ここは、生物資源科学部が全国各地に設置している演習林のひとつ、群馬県みなかみ町の水上演習林。

上越国境に聳える谷川岳の東・高平山の山腹に位置し、豊かな落葉広葉樹林に覆われた森林も、冬季には2mを超える積雪の下に沈んでしまいます。そして待望の初春。

ようやく雪解けの始まった水上演習林を訪れたのは、地球上の水循環を対象とした科学・水文学の研究者である瀧澤英紀准教授。森林環境保全学研究室の学生とともに渓流を歩き、雪解け水の水量や水質の変化などをチェックします。
瀧澤准教授らがここで調べているのは、山の上流部における水の流れや、水質の浄化機能について。渓流を流れる湧き水などは透明度が高く、一見とても清浄そうに見えます。

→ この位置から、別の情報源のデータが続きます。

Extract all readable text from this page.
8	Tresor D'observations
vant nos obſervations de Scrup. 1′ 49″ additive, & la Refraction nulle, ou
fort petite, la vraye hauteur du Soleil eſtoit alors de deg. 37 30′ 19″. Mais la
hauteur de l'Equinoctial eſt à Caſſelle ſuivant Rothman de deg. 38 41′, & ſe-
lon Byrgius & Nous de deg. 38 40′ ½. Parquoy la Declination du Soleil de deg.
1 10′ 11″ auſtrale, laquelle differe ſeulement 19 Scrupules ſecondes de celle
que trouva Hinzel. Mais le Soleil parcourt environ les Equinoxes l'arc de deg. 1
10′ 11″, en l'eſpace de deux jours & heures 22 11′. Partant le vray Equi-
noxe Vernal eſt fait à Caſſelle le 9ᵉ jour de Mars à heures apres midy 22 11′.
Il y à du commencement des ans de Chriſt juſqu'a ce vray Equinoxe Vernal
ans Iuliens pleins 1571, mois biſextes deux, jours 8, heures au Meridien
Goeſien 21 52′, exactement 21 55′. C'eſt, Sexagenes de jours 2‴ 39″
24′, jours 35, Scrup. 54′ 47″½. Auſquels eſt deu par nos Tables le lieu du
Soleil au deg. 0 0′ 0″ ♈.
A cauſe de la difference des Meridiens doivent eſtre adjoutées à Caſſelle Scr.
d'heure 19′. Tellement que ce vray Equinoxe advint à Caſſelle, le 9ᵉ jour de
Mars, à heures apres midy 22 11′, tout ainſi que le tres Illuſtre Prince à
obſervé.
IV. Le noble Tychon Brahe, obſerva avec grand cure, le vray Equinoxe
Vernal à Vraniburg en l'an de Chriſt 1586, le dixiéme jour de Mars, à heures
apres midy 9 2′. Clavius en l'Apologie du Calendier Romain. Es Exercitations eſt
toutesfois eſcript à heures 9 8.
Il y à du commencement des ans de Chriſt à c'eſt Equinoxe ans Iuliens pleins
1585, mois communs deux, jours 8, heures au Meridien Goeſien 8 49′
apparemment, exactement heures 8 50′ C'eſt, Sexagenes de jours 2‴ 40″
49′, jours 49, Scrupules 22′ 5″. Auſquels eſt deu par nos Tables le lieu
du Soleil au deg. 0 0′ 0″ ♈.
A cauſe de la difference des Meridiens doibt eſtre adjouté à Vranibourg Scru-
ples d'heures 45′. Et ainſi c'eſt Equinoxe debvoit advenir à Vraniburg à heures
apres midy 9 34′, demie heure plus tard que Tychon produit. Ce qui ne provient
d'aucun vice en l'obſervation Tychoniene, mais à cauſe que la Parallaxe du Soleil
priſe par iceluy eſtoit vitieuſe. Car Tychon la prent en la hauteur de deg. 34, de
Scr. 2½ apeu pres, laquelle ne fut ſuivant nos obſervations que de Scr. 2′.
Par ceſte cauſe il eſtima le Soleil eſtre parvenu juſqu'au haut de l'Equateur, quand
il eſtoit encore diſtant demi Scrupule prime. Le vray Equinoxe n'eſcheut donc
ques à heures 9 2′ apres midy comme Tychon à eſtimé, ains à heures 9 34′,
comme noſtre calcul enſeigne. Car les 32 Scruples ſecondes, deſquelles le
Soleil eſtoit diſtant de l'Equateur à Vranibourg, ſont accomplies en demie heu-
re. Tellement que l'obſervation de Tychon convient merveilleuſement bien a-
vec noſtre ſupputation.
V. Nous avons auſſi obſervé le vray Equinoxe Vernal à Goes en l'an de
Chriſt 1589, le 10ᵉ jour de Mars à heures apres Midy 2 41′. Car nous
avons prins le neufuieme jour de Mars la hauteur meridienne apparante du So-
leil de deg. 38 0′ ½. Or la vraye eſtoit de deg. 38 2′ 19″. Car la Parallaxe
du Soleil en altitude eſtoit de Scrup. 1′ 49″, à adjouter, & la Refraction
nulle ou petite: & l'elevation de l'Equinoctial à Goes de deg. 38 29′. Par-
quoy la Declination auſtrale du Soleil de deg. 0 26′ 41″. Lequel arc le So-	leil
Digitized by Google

しかし実際に分析すると、窒素分が多く含まれている場合も少なくないのだそうです。「それが、山や森や湿地の作用などによって浄化されたり、また一度に多量に流出することもあります。積雪や融雪の水循環が窒素の移動に大きく関与する、その過程やメカニズムを探っていくことも、私たちの研究のテーマになります」こうしたフィールドワークを瀧澤准教授は、『山と森の健康診断』と表現していました。自然の息吹に触れる魅力的な学び。この水上の地で待っています。

地球環境問題や資源問題が注目されている今、森林を扱う研究の重要性が高まっています。森林資源科学科は、森林をより良く利用しながら守っていくことをテーマに、豊富な野外活動を交えた実践的な教育、研究を進めています。